Degen v. Degen

The parties were married in New York; plaintiff and the child of the marriage have been living in New York since 1957. Defendant is a resident of New Jersey where the parties had resided together from 1955' until 1957 when plaintiff moved to New York with the child. In this action by the wife for a separation, the court, on documentary evidence, found that a foreign divorce had previously been granted to the husband in an ex parte action in New Jersey, and therefore properly granted the husband’s cross motion for summary judgment (Hoenig v. Hoenig, 28 Misc 2d 429). Section 1170-b of the Civil Practice Act was enacted to protect such a wife, whose right to support from her husband may be completely cut off by an ex parte foreign divorce decree in the absence of a prior New York separation decree with provision for maintenance. Plaintiff as a “New York” wife qualifies for such protection (Vanderbilt v. Vanderbilt, 1 N Y 2d 342, affd. 354 U. S. 416). However, to be entitled to maintenance under the statute, plaintiff must first establish her right to a separation, which would be granted but for the foreign ex parte decree (Vanderbilt v.

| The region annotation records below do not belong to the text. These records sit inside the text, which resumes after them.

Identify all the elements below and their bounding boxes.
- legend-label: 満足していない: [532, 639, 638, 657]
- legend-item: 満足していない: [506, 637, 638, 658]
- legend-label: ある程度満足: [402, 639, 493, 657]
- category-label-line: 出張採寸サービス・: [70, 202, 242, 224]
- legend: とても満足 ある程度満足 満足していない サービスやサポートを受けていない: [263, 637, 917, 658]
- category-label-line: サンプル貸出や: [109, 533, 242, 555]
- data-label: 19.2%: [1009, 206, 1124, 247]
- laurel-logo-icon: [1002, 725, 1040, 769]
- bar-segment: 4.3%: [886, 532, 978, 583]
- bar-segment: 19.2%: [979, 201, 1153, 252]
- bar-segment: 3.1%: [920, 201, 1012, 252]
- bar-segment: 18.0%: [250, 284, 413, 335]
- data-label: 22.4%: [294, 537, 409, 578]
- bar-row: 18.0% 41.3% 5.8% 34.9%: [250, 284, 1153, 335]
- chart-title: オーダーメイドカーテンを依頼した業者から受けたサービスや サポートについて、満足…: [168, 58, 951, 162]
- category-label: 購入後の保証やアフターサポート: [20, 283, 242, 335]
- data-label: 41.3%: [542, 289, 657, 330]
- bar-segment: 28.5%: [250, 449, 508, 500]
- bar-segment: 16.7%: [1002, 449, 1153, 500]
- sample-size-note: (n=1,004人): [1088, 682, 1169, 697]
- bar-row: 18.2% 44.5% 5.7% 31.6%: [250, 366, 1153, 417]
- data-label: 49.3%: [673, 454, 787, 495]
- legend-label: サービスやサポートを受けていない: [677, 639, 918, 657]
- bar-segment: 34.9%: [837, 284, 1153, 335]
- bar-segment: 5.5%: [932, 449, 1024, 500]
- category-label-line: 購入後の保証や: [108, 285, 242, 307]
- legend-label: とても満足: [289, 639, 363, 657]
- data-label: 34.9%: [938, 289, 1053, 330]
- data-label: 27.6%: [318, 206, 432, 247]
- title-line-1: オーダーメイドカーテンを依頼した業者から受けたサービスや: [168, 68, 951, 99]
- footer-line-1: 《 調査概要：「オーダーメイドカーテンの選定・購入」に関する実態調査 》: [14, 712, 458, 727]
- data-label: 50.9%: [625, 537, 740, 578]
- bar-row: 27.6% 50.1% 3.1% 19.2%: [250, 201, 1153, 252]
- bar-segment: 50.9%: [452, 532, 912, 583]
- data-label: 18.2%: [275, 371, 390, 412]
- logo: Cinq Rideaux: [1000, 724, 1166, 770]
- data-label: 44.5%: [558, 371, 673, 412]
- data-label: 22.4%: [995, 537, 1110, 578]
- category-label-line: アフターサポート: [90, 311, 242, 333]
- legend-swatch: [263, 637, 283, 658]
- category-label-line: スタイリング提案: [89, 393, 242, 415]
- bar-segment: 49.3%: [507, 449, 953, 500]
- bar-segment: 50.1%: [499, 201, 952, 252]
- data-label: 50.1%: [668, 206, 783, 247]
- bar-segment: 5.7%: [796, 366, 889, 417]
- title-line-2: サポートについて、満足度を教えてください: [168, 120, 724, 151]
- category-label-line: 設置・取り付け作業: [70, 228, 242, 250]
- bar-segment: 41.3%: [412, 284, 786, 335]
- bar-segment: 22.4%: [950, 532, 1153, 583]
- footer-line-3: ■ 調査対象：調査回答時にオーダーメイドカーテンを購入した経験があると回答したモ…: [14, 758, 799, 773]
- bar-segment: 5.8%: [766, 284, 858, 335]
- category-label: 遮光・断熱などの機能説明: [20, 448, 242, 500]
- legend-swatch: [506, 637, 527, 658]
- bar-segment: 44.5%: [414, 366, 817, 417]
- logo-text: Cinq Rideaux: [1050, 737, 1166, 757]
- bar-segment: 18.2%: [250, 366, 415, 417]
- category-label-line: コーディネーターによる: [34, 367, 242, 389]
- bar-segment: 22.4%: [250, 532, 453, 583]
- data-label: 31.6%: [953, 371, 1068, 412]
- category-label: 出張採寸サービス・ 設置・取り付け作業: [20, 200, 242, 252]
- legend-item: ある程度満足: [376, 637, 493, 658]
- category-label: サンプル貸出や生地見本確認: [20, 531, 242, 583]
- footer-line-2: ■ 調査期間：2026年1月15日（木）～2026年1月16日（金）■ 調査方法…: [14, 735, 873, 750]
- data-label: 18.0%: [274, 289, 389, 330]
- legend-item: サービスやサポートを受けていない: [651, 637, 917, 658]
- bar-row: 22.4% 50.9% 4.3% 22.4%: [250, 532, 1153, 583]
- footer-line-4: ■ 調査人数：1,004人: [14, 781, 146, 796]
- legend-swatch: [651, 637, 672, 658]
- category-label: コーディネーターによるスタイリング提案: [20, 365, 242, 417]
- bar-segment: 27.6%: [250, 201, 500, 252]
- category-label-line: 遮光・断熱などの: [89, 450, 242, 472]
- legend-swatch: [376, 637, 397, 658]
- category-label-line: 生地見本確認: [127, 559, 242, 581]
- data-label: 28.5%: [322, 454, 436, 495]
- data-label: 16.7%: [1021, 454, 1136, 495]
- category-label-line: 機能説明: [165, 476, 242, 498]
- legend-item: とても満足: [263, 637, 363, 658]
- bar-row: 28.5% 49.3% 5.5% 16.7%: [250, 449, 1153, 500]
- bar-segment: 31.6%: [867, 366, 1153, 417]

Vanderbilt, supra; “Dominick” v. “Dominick”, 26 Misc 2d 344, 351). Hence, the action was properly referred to an Official Referee to determine the amount of the maintenance, if any, to which the plaintiff is entitled. But an award for counsel fees and an award for the temporary maintenance of the wife and the child are not authorized by either section 1170-a or 1170-b of the Civil Practice Act; and, in the absence of statutory *956authority therefor, the plaintiff is not entitled to any such award (Meenan v. Meenan 286 App. Div. 775, affd. 2 N Y 2d 802; Goldstein v. Goldstein, 16 Misc 2d 905). Beldock, P. J., Ughetta, Christ, Hill and Hopkins, JJ., concur.